St. Paul (1-2, 1-0) at Twin Springs (1-3, 0-0)
Both of these teams like to throw it. Titans QB Aaron McCoy racks up big numbers with WRs Kris Jordan and Nathan Sluss leading the way. Jordan, also a punter, is averaging 43 yards per kick with a 4.3 to 4.4 second hang time. The return of QB Tyler Phillips allows the Deacons to find other troubling uses for erstwhile signal caller Trever Hileman. Bryce Lawson leads the receivers, while Denver Fritz has been St. Paul’s most productive RB.
Castlewood (0-3, 0-1) at Rye Cove (0-3, 0-0)
Rye Cove’s losses have been to J.I. Burton, Sullivan North and Appalachia — a pretty tough slate so far. Last week’s 36-6 loss at Riggs Stadium could’ve been a closer game for the Eagles, who have been up to some entertaining offensive funkiness with QB-WR Chris Lane and RB-QB-WR Stephen Vikara. QB Elliott Wohlgamuth continues to lead The Blue Devils’ veer attack.
Thomas Walker (2-1, 2-0) at Coeburn (1-3, 1-0)
If common foe comparisons count for anything: Coeburn upended Ervinton 31-6; Thomas Walker beat the Rebels 36-8 last week. It could be a close, hard-fought game. Cody Williams, a threat both rushing and receiving, leads the Pioneers in scoring with five TDs.
Twin Valley (0-4) at Pound (3-1)
If the Wildcats keep beating everyone they’re supposed to, sooner or later they’re going to beat somebody they’re not. Aaron Balthis (48-481, 3 TDs) paces the Pound ground attack and is also the Wildcats’ leading receiver.

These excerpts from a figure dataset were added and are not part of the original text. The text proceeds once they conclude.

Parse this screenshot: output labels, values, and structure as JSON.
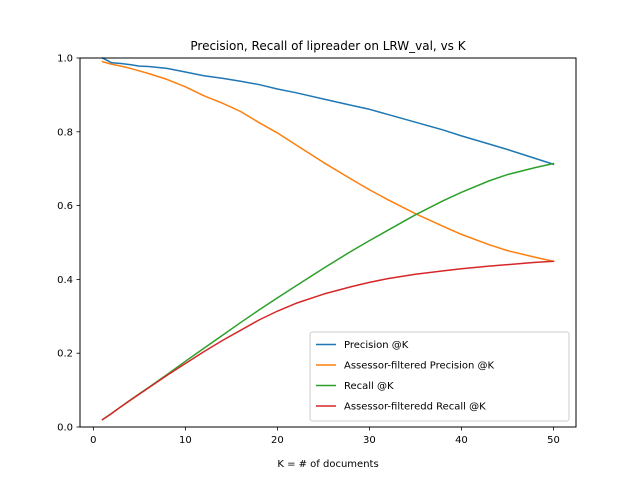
{
  "chart_data": {
    "type": "line",
    "title": "Precision, Recall of lipreader on LRW_val, vs K",
    "xlabel": "K = # of documents",
    "ylabel": "",
    "xlim": [
      -1.45,
      52.45
    ],
    "ylim": [
      0.0,
      1.0
    ],
    "xticks": [
      0,
      10,
      20,
      30,
      40,
      50
    ],
    "yticks": [
      0.0,
      0.2,
      0.4,
      0.6,
      0.8,
      1.0
    ],
    "xtick_labels": [
      "0",
      "10",
      "20",
      "30",
      "40",
      "50"
    ],
    "ytick_labels": [
      "0.0",
      "0.2",
      "0.4",
      "0.6",
      "0.8",
      "1.0"
    ],
    "grid": false,
    "legend_position": "lower-right",
    "x": [
      1,
      2,
      3,
      4,
      5,
      6,
      8,
      10,
      12,
      14,
      16,
      18,
      20,
      22,
      25,
      28,
      30,
      32,
      35,
      38,
      40,
      43,
      45,
      48,
      50
    ],
    "series": [
      {
        "name": "Precision @K",
        "color": "#1f77b4",
        "values": [
          1.0,
          0.987,
          0.985,
          0.982,
          0.978,
          0.977,
          0.972,
          0.962,
          0.952,
          0.945,
          0.937,
          0.928,
          0.916,
          0.906,
          0.889,
          0.872,
          0.861,
          0.847,
          0.826,
          0.805,
          0.789,
          0.767,
          0.752,
          0.728,
          0.712
        ]
      },
      {
        "name": "Assessor-filtered Precision @K",
        "color": "#ff7f0e",
        "values": [
          0.99,
          0.983,
          0.978,
          0.972,
          0.965,
          0.958,
          0.942,
          0.922,
          0.898,
          0.878,
          0.855,
          0.825,
          0.797,
          0.765,
          0.717,
          0.672,
          0.643,
          0.616,
          0.578,
          0.544,
          0.522,
          0.494,
          0.478,
          0.46,
          0.449
        ]
      },
      {
        "name": "Recall @K",
        "color": "#2ca02c",
        "values": [
          0.02,
          0.037,
          0.055,
          0.073,
          0.09,
          0.107,
          0.142,
          0.178,
          0.213,
          0.248,
          0.283,
          0.317,
          0.35,
          0.382,
          0.43,
          0.476,
          0.505,
          0.533,
          0.575,
          0.613,
          0.636,
          0.667,
          0.684,
          0.703,
          0.714
        ]
      },
      {
        "name": "Assessor-filteredd Recall @K",
        "color": "#d62728",
        "values": [
          0.02,
          0.037,
          0.055,
          0.072,
          0.089,
          0.106,
          0.14,
          0.172,
          0.204,
          0.234,
          0.262,
          0.29,
          0.314,
          0.335,
          0.36,
          0.38,
          0.392,
          0.402,
          0.414,
          0.423,
          0.429,
          0.436,
          0.44,
          0.446,
          0.449
        ]
      }
    ]
  }
}
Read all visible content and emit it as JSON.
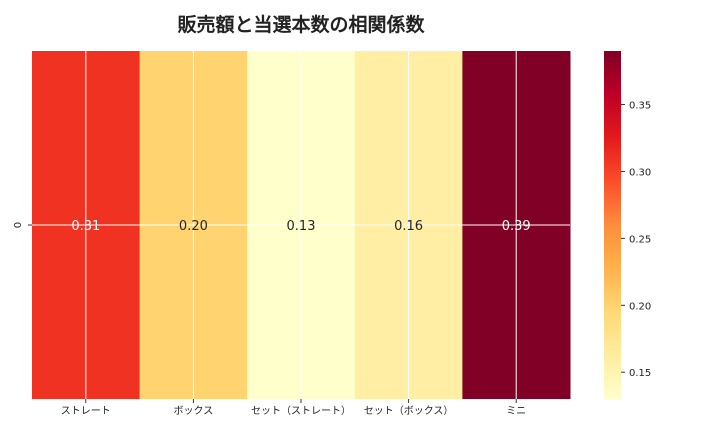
{
  "chart_data": {
    "type": "heatmap",
    "title": "販売額と当選本数の相関係数",
    "categories": [
      "ストレート",
      "ボックス",
      "セット（ストレート）",
      "セット（ボックス）",
      "ミニ"
    ],
    "row_labels": [
      "0"
    ],
    "values": [
      [
        0.31,
        0.2,
        0.13,
        0.16,
        0.39
      ]
    ],
    "value_labels": [
      "0.31",
      "0.20",
      "0.13",
      "0.16",
      "0.39"
    ],
    "colormap": "YlOrRd",
    "colorbar": {
      "range": [
        0.13,
        0.39
      ],
      "ticks": [
        0.15,
        0.2,
        0.25,
        0.3,
        0.35
      ],
      "tick_labels": [
        "0.15",
        "0.20",
        "0.25",
        "0.30",
        "0.35"
      ]
    },
    "grid": true,
    "xlabel": "",
    "ylabel": ""
  }
}
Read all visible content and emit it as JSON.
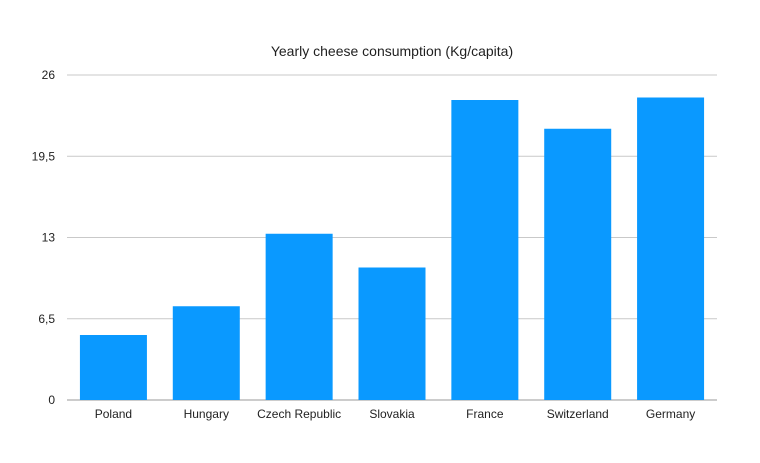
{
  "chart_data": {
    "type": "bar",
    "title": "Yearly cheese consumption (Kg/capita)",
    "xlabel": "",
    "ylabel": "",
    "categories": [
      "Poland",
      "Hungary",
      "Czech Republic",
      "Slovakia",
      "France",
      "Switzerland",
      "Germany"
    ],
    "values": [
      5.2,
      7.5,
      13.3,
      10.6,
      24.0,
      21.7,
      24.2
    ],
    "ylim": [
      0,
      26
    ],
    "yticks": [
      0,
      6.5,
      13,
      19.5,
      26
    ],
    "ytick_labels": [
      "0",
      "6,5",
      "13",
      "19,5",
      "26"
    ],
    "grid": true,
    "legend": "none",
    "colors": {
      "bar": "#0a99ff",
      "grid": "#c9c9c9",
      "text": "#1f1f1f"
    }
  }
}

Lee High (0-3) at Harlan (1-3)
This is Harlan, as opposed to Harlan County, which has beaten both Lee High and Powell Valley. Senior RB Andrew Link paces the Harlan offense with 668 yards rushing and eight scores. RB Tyler Graham anchors the Lee offense.
Ervinton (0-4) at Big Creek, W.Va.
The Rebels have yet to win, but they’ve also yet to be shut out. The Owls, who are located in War, W.Va., got smashed 42-0 by Matewan last week.